The Department of Justice (DOJ) is pushing back on Kaspersky Lab’s lawsuit claiming that Congress acted unlawfully in its decision to ban products from the Russian-based global cybersecurity firm.
The DOJ challenged the lawsuit in a motion on Monday, arguing the case should be dismissed because the action taken by Congress was a legal move to protect U.S. national security.
The global cybersecurity firm alleges that it is being unfairly singled out by the U.S. government, damaging its reputation and hurting its business without providing proof of wrongdoing.
The DOJ, however, maintains that the decision to remove the anti-virus products from government systems was well-supported by lawmakers and cybersecurity experts who fear the company's ties to Moscow could pose a security risk.
“By the time this legislation reached the floor, there was broad agreement among lawmakers and cybersecurity officials in the executive branch that the security risks posed by the use of Kaspersky products and services were intolerably high, and strong bipartisan support for taking preventive action against those risks,” the DOJ argued in court documents filed Monday.
In seeking to dismiss the case, the government also says Kaspersky’s argument that Congress failed to properly “test” their security risk claim is moot because “Congress is not required to ‘test’ anything before it legislates.”
The U.S. government and Congress made the decision last year to remove Kaspersky Lab’s products from government computer systems amid growing concerns about Russian efforts to sow discord and interfere in the 2016 election.

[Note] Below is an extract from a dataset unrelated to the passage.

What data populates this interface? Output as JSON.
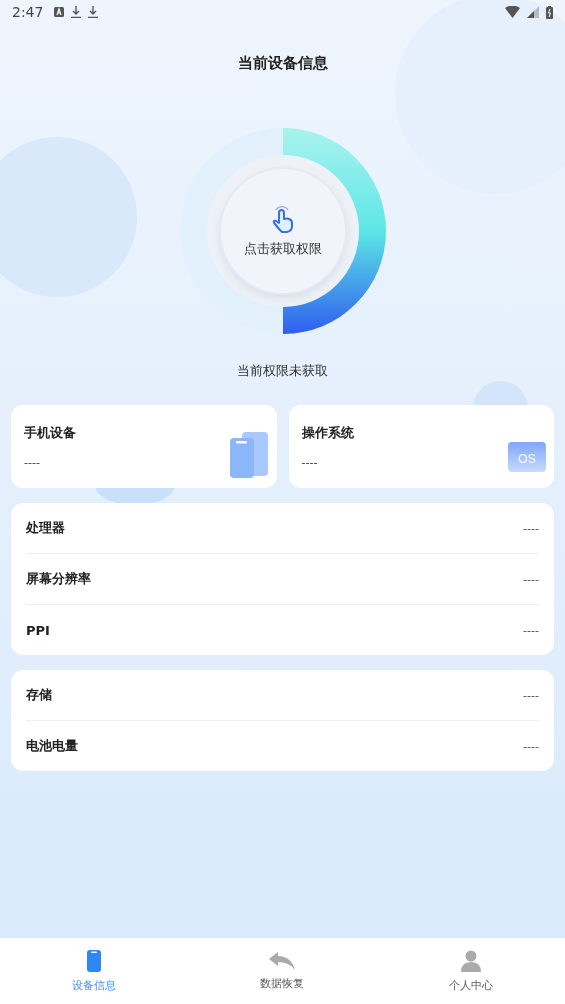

The software company has repeatedly maintained that it operates independently of the Kremlin, describing the U.S. government’s assertions last year as "completely unfounded." U.S. policymakers maintain that removing the anti-virus software gets rid of a vulnerability that Russia could have exploited in the future.
“It reflects, rather, the response of Congress and the President to an entirely legitimate national security concern about the government’s current and future use of products or services that could make U.S. networks vulnerable to Russian cyber intrusion,” the court filing states.
Although Congress mandated the software be removed in its annual defense policy bill, the Department of Homeland Security had already issued a directive last September ordering civilian agencies to expunge Kaspersky products from their systems by a December deadline.
The government separately filed a motion this week seeking to toss out Kaspersky’s lawsuit against Homeland Security for its ban, arguing in part that Kaspersky does not have a legal basis to challenge the Trump administration’s ban on its products because, even if reversed, Congress’s ban would remain in effect.
In earlier court filings, DHS said its decision was based in part on information already available in the public domain, like newspaper reports and congressional testimonies.